The gasification rate, defined as the quantity of gas produced per unit of electricity (moles per megajoule), had a maximum value at a certain alcohol concentration: methanol at 57 wt%, ethanol at 32 wt%, and both 1- as well as 2-propanol at 21 wt%. The reason for this maximum could be explained by a second-order reaction with alcohol and OH radicals from water. The ratios of C₁–C₃ hydrocarbons in the product gas was small for each alcohol, but exhibited a tendency to increase with alcohol concentration. This increase could be explained by a first-order reaction because of the decomposition of solely alcohol.

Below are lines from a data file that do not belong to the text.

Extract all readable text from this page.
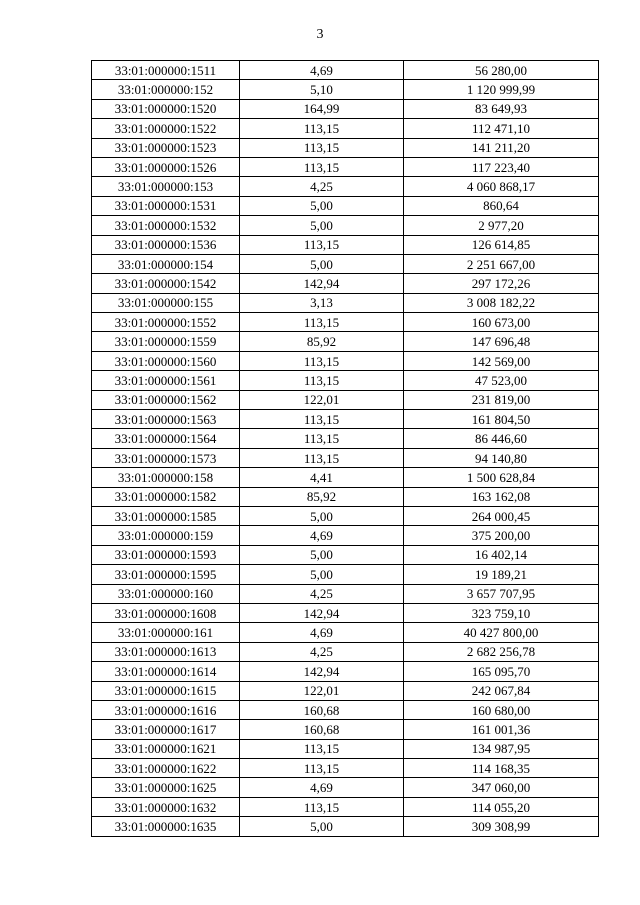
3
33:01:000000:1511	4,69	56 280,00
33:01:000000:152	5,10	1 120 999,99
33:01:000000:1520	164,99	83 649,93
33:01:000000:1522	113,15	112 471,10
33:01:000000:1523	113,15	141 211,20
33:01:000000:1526	113,15	117 223,40
33:01:000000:153	4,25	4 060 868,17
33:01:000000:1531	5,00	860,64
33:01:000000:1532	5,00	2 977,20
33:01:000000:1536	113,15	126 614,85
33:01:000000:154	5,00	2 251 667,00
33:01:000000:1542	142,94	297 172,26
33:01:000000:155	3,13	3 008 182,22
33:01:000000:1552	113,15	160 673,00
33:01:000000:1559	85,92	147 696,48
33:01:000000:1560	113,15	142 569,00
33:01:000000:1561	113,15	47 523,00
33:01:000000:1562	122,01	231 819,00
33:01:000000:1563	113,15	161 804,50
33:01:000000:1564	113,15	86 446,60
33:01:000000:1573	113,15	94 140,80
33:01:000000:158	4,41	1 500 628,84
33:01:000000:1582	85,92	163 162,08
33:01:000000:1585	5,00	264 000,45
33:01:000000:159	4,69	375 200,00
33:01:000000:1593	5,00	16 402,14
33:01:000000:1595	5,00	19 189,21
33:01:000000:160	4,25	3 657 707,95
33:01:000000:1608	142,94	323 759,10
33:01:000000:161	4,69	40 427 800,00
33:01:000000:1613	4,25	2 682 256,78
33:01:000000:1614	142,94	165 095,70
33:01:000000:1615	122,01	242 067,84
33:01:000000:1616	160,68	160 680,00
33:01:000000:1617	160,68	161 001,36
33:01:000000:1621	113,15	134 987,95
33:01:000000:1622	113,15	114 168,35
33:01:000000:1625	4,69	347 060,00
33:01:000000:1632	113,15	114 055,20
33:01:000000:1635	5,00	309 308,99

Possible decomposition pathways have been proposed for second-order reactions with OH radicals and first-order reactions solely with alcohols. The former pathway assumes the presence of abundant OH radicals (at a higher concentration than that of the water) in the reaction system. A remaining issue is to obtain direct evidence of this interpretation, but these proposed pathways provide an explanation that is consistent with the experimental facts such as the product gas composition, changes in gasification rate, and intermediates detected. To obtain direct evidence of the reaction pathway, solution plasma treatment with a water isotope such as water-¹⁷O would be helpful.

From an economic point of view, the cost of hydrogen is related to the production volume per unit time, and the gasification rate defined in this study is an indicator that can be used to evaluate it. This study showed that there is an optimum alcohol concentration at which the gasification rate is maximized. The results of this study will be useful in establishing more economical hydrogen production in solution plasma.